1

There are multiple questions on stack overflow comparing loc, iloc, and ix such as this one, and multiple questions talking about speed differences such as this one. It seems that the consensus is that .ix is faster, but it is deprecated.

This leads me to my question, if .ix is so much faster, especially in label based indexing, why deprecate it? Why would you not want to use the faster method? The only reason I have found for deprecating .ix is that it confused people since it worked for both labels and integers. Am I missing something? Or is the only downside to .ix that it is confusing and so may not be supported in the future?

Also, side question about implementation of the three methods. How is it that .ix is faster and less specific. This seems counter-intuitive to me. I would expect the more general a method gets the slower it would be.
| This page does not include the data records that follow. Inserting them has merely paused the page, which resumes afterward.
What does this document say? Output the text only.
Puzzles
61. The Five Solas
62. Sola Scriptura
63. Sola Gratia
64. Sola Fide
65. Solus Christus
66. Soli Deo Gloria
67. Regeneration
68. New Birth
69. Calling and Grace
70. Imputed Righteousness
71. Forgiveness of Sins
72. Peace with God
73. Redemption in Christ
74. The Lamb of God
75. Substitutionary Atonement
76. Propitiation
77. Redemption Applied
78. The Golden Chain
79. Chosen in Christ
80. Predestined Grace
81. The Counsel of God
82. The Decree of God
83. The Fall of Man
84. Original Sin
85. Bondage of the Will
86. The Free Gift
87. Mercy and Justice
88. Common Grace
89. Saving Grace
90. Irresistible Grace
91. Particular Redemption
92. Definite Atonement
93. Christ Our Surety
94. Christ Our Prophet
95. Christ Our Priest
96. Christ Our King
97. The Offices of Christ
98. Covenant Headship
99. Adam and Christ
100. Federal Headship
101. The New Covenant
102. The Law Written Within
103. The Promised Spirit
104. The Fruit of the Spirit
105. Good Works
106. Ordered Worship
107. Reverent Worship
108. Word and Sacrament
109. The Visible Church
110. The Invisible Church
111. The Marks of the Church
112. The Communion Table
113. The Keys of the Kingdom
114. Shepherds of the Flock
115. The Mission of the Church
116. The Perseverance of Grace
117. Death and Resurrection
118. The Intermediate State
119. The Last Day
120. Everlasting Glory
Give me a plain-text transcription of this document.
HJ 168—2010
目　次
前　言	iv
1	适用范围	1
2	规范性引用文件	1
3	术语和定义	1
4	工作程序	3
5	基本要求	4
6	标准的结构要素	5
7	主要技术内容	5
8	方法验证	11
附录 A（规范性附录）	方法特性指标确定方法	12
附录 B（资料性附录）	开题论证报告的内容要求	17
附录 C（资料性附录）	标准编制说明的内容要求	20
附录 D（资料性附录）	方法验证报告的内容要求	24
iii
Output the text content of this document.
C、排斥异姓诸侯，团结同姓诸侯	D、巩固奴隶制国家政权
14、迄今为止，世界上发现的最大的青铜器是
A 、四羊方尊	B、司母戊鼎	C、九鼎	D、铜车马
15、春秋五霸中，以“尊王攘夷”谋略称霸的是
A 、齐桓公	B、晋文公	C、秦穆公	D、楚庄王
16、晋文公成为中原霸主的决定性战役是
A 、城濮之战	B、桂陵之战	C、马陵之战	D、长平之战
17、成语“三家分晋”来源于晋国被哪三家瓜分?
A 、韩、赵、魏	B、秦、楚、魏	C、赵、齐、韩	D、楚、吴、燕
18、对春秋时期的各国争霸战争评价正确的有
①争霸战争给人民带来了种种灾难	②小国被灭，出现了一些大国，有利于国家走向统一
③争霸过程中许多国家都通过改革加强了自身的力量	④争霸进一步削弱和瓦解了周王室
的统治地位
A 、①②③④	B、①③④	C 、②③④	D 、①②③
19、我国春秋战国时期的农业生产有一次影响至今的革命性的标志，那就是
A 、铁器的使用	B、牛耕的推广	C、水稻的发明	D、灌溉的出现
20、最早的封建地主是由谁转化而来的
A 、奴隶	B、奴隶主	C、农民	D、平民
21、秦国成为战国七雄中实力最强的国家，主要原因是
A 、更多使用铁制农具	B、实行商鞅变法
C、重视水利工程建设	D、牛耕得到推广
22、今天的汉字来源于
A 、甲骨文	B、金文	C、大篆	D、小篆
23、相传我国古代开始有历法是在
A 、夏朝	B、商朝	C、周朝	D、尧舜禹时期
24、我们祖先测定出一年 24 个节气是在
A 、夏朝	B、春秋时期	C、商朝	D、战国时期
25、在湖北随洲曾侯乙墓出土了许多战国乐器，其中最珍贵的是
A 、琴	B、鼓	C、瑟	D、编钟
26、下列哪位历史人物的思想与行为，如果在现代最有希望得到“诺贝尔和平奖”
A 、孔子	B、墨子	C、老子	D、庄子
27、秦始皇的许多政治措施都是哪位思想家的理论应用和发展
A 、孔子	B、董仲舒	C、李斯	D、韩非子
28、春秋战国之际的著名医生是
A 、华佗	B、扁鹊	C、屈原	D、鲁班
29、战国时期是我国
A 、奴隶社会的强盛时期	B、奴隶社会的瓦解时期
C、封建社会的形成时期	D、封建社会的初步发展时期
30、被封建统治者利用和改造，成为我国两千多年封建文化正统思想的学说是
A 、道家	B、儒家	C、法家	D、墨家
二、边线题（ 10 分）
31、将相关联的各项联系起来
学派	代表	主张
Why not write loc and iloc to be faster like .ix?

cs95
  • 379,657
  • 97
  • 704
  • 746
noah
  • 2,616
  • 13
  • 27
  • In that link they are comparing for indexing *a sinlge element* in the dataframe, for which you sould use `.at` or `.iat`. try slicing something larger to compare the relvant performance – juanpa.arrivillaga Jun 03 '19 at 17:15
  • .ix was confusing. Let's say you have a dataframe with in index of range(2, 12). If you used .loc[2], you would get the row with the 2 label. If you used .iloc[2], you would get the row at position 2 which in this datafram would be row labelled 4. Now, if you used the deprecated function .ix, it is ambigious. – Scott Boston Jun 03 '19 at 17:18

1 Answers1

1

ix has to make assumptions as to what the labels mean. This is not intuitive behaviour, and may lead to serious breakage on corner cases (such as when your column labels are integers themselves). With loc, you're only passing labels. With iloc, you're only passing integer position indexes. The input is obvious and the output is as well.

Now, the speed differences mentioned are of the order of milliseconds or microseconds which is a "seriously, don't worry about it™" kind of difference. I consider that a worthy tradeoff for a more consistent, robust API. 'Nuff said.

cs95
  • 379,657
  • 97
  • 704
  • 746